You could represent more distinct values with more distinct voltages, and you could use voltages far enough apart to avoid ambiguity.
But circuitry would be a lot more complex.
With binary you have a positive rail and a negative rail, and they run everywhere. Transistors can easily switch to pull a signal to the positive rail to represent a 1, or the negative to represent a zero. To have more states, you’d need more rails to be available everywhere in the circuitry.
Also, some components depend on a “breakdown” voltage where a reverse voltage causes no current flow until you reach a certain threshold, and suddenly the behaviour changes and you get current flow.
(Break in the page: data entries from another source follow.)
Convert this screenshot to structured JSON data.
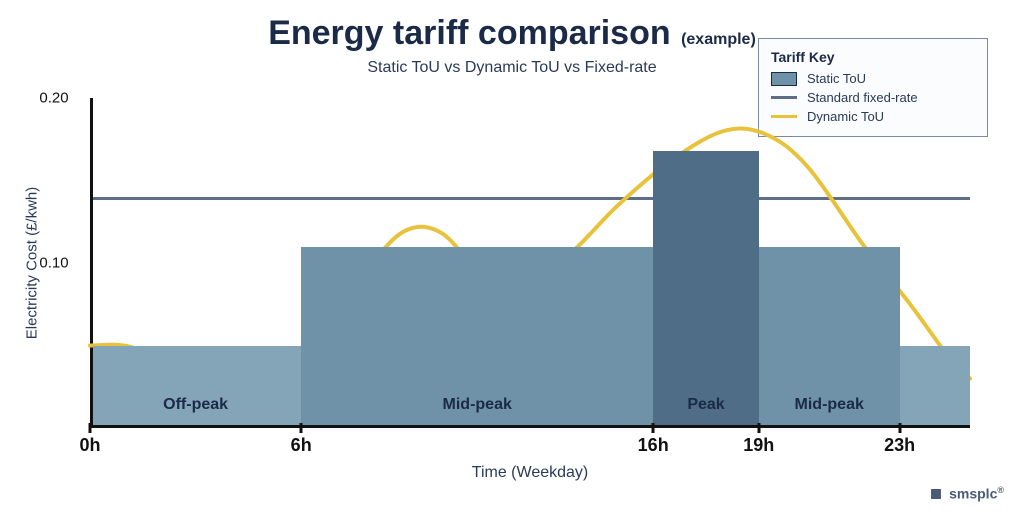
{
  "title": "Energy tariff comparison",
  "title_suffix": "(example)",
  "subtitle": "Static ToU vs Dynamic ToU vs Fixed-rate",
  "axis": {
    "x_title": "Time (Weekday)",
    "y_title": "Electricity Cost (£/kwh)",
    "x_min_h": 0,
    "x_max_h": 25,
    "y_min": 0.0,
    "y_max": 0.2,
    "x_ticks_h": [
      0,
      6,
      16,
      19,
      23
    ],
    "x_tick_labels": [
      "0h",
      "6h",
      "16h",
      "19h",
      "23h"
    ],
    "y_ticks": [
      0.1,
      0.2
    ],
    "y_tick_labels": [
      "0.10",
      "0.20"
    ]
  },
  "colors": {
    "bar_offpeak": "#84a4b7",
    "bar_mid": "#6f92a8",
    "bar_peak": "#4f6d87",
    "bar_mid2": "#6f92a8",
    "bar_offpeak2": "#84a4b7",
    "fixed_rate_line": "#5e6d88",
    "dynamic_curve": "#e7c23a",
    "axis": "#111111",
    "text": "#1b2a47",
    "legend_border": "#7b8aa3",
    "background": "#ffffff"
  },
  "fixed_rate_value": 0.14,
  "bars": [
    {
      "name": "Off-peak",
      "from_h": 0,
      "to_h": 6,
      "value": 0.05,
      "color_key": "bar_offpeak"
    },
    {
      "name": "Mid-peak",
      "from_h": 6,
      "to_h": 16,
      "value": 0.11,
      "color_key": "bar_mid"
    },
    {
      "name": "Peak",
      "from_h": 16,
      "to_h": 19,
      "value": 0.168,
      "color_key": "bar_peak"
    },
    {
      "name": "Mid-peak",
      "from_h": 19,
      "to_h": 23,
      "value": 0.11,
      "color_key": "bar_mid2"
    },
    {
      "name": "",
      "from_h": 23,
      "to_h": 25,
      "value": 0.05,
      "color_key": "bar_offpeak2"
    }
  ],
  "dynamic_curve": {
    "stroke_width": 4,
    "points_h_v": [
      [
        0.0,
        0.05
      ],
      [
        1.3,
        0.048
      ],
      [
        2.6,
        0.025
      ],
      [
        3.6,
        0.01
      ],
      [
        4.4,
        0.01
      ],
      [
        5.4,
        0.032
      ],
      [
        6.8,
        0.067
      ],
      [
        8.0,
        0.1
      ],
      [
        9.0,
        0.12
      ],
      [
        10.0,
        0.118
      ],
      [
        11.2,
        0.092
      ],
      [
        12.3,
        0.088
      ],
      [
        13.6,
        0.105
      ],
      [
        15.0,
        0.135
      ],
      [
        16.5,
        0.162
      ],
      [
        18.0,
        0.18
      ],
      [
        19.2,
        0.178
      ],
      [
        20.4,
        0.158
      ],
      [
        22.0,
        0.11
      ],
      [
        23.3,
        0.075
      ],
      [
        24.5,
        0.04
      ],
      [
        25.0,
        0.03
      ]
    ]
  },
  "legend": {
    "title": "Tariff Key",
    "items": [
      {
        "label": "Static ToU",
        "type": "box",
        "color_key": "bar_mid"
      },
      {
        "label": "Standard fixed-rate",
        "type": "line",
        "color_key": "fixed_rate_line"
      },
      {
        "label": "Dynamic ToU",
        "type": "line",
        "color_key": "dynamic_curve"
      }
    ]
  },
  "brand": "smsplc",
  "brand_suffix": "®"
}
With a single voltage system, the voltage is either above or below that threshold, which lends itself very strongly to binary.
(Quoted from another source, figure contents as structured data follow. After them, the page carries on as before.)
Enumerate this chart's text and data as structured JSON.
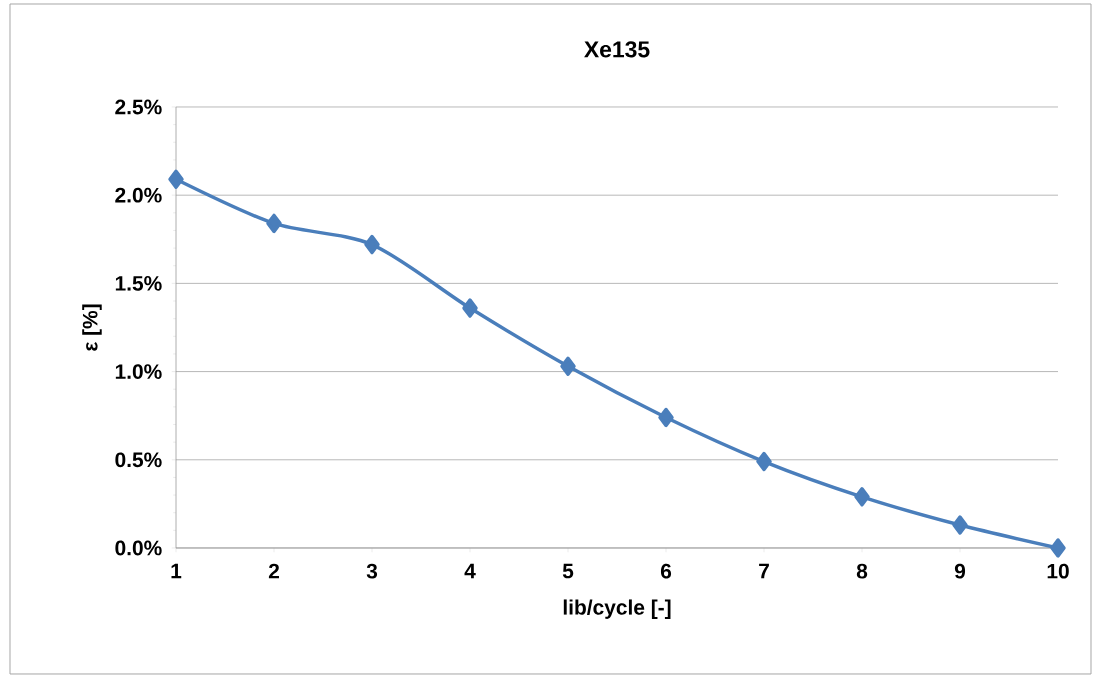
{
  "chart_data": {
    "type": "line",
    "title": "Xe135",
    "xlabel": "lib/cycle [-]",
    "ylabel": "ε [%]",
    "categories": [
      "1",
      "2",
      "3",
      "4",
      "5",
      "6",
      "7",
      "8",
      "9",
      "10"
    ],
    "series": [
      {
        "color": "#4a7ebb",
        "values": [
          2.09,
          1.84,
          1.72,
          1.36,
          1.03,
          0.74,
          0.49,
          0.29,
          0.13,
          0.0
        ]
      }
    ],
    "ylim": [
      0,
      2.5
    ],
    "yticks": [
      {
        "value": 0,
        "label": "0.0%"
      },
      {
        "value": 0.5,
        "label": "0.5%"
      },
      {
        "value": 1.0,
        "label": "1.0%"
      },
      {
        "value": 1.5,
        "label": "1.5%"
      },
      {
        "value": 2.0,
        "label": "2.0%"
      },
      {
        "value": 2.5,
        "label": "2.5%"
      }
    ],
    "grid": "y",
    "marker": "diamond",
    "line_style": "solid"
  }
}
Also, some circuitry looks for a rising or falling edge of voltage, ie a transition from 0 to 1 or 1 to 0. The voltage doesn’t necessarily rise or fall cleanly, it can be a little jaggard with small ups and downs along the way, so there’s circuitry to wait a moment and decide if the voltage is *really* moving from 0 to 1. Using a multi-voltage system to represent mutiple numeric values would mean this kind of circuitry would need to figure whether the voltage which has genuinely passed the first voltage is now *really* passing the next level too, or if it’s just a bit of noise. And again for the next level after that.